INDIANAPOLIS (WISH) — If you had a terminal illness, would you choose to end your life on your own terms?
It’s not an easy thing to talk about, but one state lawmaker wants the option on the table for Hoosiers.
A handful of states including California, Vermont and Oregon have Death With Dignity laws that allow physician-assisted suicides. Oregon’s law has been on the books since 1997.
State Rep. Matt Pierce, a Republican from Bloomington, said he wants Hoosiers to be able to choose to die while they still have their dignity and their wits about them.

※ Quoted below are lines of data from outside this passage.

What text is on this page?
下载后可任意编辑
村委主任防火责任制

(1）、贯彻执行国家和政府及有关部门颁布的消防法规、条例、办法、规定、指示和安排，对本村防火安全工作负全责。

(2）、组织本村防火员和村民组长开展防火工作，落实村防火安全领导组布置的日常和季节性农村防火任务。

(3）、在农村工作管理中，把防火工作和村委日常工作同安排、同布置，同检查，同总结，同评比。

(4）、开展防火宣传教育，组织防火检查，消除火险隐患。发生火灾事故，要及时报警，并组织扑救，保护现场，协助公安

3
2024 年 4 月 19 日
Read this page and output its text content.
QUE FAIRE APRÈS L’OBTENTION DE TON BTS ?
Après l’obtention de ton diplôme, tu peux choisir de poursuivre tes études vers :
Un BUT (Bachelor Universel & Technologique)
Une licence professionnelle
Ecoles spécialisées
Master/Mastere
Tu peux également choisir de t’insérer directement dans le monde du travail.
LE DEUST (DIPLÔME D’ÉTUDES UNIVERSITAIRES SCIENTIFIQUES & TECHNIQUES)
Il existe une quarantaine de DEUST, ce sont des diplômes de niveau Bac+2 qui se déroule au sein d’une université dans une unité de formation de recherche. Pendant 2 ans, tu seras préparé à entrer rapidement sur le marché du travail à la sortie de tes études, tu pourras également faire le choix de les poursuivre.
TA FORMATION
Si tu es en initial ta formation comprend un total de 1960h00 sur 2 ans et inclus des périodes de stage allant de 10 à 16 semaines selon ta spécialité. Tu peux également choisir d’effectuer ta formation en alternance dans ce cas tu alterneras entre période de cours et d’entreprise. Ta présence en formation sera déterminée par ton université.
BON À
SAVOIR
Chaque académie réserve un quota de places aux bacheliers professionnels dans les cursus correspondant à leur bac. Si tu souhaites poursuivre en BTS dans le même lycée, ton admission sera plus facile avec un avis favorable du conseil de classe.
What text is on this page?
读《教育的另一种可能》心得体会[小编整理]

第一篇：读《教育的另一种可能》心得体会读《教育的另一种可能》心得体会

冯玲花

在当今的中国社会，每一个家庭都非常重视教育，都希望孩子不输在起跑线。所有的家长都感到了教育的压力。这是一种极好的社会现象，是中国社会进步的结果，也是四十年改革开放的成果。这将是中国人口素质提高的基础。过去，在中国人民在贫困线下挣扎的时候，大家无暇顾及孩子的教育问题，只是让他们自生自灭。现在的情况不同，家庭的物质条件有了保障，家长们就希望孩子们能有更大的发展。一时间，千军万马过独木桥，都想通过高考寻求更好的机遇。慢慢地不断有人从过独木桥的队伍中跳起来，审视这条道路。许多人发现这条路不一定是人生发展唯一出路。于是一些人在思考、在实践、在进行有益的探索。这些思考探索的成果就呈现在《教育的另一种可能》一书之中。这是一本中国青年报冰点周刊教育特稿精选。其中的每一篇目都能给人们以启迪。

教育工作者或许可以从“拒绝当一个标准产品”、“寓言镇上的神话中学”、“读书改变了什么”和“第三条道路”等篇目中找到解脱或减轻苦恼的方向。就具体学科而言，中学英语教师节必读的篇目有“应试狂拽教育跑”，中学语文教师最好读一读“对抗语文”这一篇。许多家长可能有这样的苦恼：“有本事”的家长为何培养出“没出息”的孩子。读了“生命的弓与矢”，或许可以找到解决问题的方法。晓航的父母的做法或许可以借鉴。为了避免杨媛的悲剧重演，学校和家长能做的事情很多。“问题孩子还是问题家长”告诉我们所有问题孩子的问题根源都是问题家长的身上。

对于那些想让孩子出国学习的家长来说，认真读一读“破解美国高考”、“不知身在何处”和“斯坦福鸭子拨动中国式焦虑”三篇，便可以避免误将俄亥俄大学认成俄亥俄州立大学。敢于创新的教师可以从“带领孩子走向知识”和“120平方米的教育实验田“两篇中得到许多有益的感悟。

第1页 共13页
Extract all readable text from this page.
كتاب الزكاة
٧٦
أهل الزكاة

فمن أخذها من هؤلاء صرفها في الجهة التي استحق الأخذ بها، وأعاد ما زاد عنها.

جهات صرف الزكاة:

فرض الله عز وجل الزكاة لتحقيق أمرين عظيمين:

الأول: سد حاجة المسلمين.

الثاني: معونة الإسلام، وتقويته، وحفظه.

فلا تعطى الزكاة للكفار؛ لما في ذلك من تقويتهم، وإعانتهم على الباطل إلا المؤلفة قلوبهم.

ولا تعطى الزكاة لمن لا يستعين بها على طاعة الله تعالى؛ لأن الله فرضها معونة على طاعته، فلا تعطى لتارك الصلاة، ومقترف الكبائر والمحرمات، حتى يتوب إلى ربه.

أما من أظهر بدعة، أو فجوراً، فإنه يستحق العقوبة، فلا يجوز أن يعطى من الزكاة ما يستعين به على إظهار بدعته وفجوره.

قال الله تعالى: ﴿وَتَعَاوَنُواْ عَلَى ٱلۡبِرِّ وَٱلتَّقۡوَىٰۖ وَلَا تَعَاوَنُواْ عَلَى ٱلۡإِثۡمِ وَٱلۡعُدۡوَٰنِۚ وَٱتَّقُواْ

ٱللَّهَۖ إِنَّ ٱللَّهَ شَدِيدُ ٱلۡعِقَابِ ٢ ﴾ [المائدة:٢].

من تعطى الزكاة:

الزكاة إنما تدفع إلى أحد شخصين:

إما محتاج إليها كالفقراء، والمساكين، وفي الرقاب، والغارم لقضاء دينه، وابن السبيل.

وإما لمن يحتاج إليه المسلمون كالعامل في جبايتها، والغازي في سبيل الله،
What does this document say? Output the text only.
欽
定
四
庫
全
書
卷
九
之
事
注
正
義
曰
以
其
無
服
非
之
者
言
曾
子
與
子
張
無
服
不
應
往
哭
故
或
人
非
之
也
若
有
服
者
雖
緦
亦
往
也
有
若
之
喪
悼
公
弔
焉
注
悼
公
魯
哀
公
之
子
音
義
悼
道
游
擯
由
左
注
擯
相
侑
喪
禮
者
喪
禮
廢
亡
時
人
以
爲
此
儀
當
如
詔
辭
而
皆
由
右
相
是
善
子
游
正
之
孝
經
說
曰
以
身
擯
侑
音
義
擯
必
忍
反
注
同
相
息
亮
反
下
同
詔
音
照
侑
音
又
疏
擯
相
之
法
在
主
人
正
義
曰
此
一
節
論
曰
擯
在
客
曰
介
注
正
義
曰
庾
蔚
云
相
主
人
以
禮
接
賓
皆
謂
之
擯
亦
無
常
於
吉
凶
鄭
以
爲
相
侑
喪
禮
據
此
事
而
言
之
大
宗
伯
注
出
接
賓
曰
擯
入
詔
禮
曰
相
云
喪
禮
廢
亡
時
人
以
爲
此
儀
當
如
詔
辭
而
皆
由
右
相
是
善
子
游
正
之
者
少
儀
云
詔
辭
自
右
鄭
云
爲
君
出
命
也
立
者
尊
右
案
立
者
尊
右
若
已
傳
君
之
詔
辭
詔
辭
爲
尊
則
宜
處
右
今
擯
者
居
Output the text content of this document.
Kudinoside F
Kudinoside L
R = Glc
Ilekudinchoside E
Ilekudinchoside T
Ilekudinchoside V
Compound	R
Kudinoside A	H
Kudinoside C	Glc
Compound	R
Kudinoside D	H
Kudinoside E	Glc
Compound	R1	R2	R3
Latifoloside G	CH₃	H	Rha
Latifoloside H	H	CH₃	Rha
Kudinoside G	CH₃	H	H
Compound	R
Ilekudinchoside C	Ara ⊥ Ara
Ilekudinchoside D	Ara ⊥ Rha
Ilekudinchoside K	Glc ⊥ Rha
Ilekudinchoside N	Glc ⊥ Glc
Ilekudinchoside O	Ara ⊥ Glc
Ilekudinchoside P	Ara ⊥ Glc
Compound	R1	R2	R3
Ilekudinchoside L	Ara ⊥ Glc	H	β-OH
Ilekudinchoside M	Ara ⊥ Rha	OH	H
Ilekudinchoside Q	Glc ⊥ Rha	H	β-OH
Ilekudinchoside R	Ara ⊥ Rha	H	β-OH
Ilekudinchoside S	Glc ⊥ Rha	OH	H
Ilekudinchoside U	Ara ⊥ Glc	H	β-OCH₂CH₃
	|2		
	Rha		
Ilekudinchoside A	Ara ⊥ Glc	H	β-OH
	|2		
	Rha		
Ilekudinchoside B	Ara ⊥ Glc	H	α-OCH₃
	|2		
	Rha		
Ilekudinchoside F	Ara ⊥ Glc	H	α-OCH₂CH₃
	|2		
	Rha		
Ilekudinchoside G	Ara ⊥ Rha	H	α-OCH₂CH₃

A Brownsburg resident, 42-year old Corey Polen, said he lives his life one day at a time. Diagnosed in March 2016, he lives with Lou Gehrig’s disease, also known as amyotrophic lateral sclerosis, or ALS.
Polen said, “Essentially, it’s like your spinal cord (be)coming disconnected from your brain.”
“Definitely some rough moments, but each day is a new day. You try to enjoy each day you have with your family and friends.”
He said there’s no cure and knows it’s terminal. The U.S. Centers for Disease Control and Prevention said people living with Lou Gehrig’s disease eventually lose the ability to speak, eat, move or even breathe. That’s why Polen said he’d like the option of a “death with dignity” law for himself and his family.
The law, he said, would “give me the comfort to know that they might not see me in very bad situations.”
That’s part of the reason why Rep. Pierce on Thursday announced his Death With Dignity bill for people with six months to live.
Pierce said that the measure would allow people with six months to live to “have a medication prescribed that will allow them to die with dignity and humanity by self-administering the medication as opposed to having to suffer through the pain and agony of a slow and prolonged death.”
Pierce said, under his bill, there are a host of safeguards. For example, the patient’s written request would need to be witnessed by two people who could verify mental competence. There would be a 15-day waiting period, doctors involved, and the offering of other options to name a few.
Referring to the late American pathologist Dr. Jack Kevorkian, who advocated for physician-assisted suicide, Pierce said, “This is not a Dr. Kevorkian situation where someone is hooking up a machine to people. This is an individual in the calm of their own home, surrounded by their family members after they’ve made the decision.”
Christie Soaper, who said she too is terminally ill, said that calm is what she wants.
Soaper said, ” I take 18 medications a day. If I wanted to make a cocktail, I could’ve done it a long time ago. That’s not what I want. I want the dignity behind that.”
Considering the Republican majority in the Indiana Senate, Pierce said it may take a couple sessions for the bill to get the serious consideration it deserves. He said he wants to get the conversation started and hopes this bill will do that.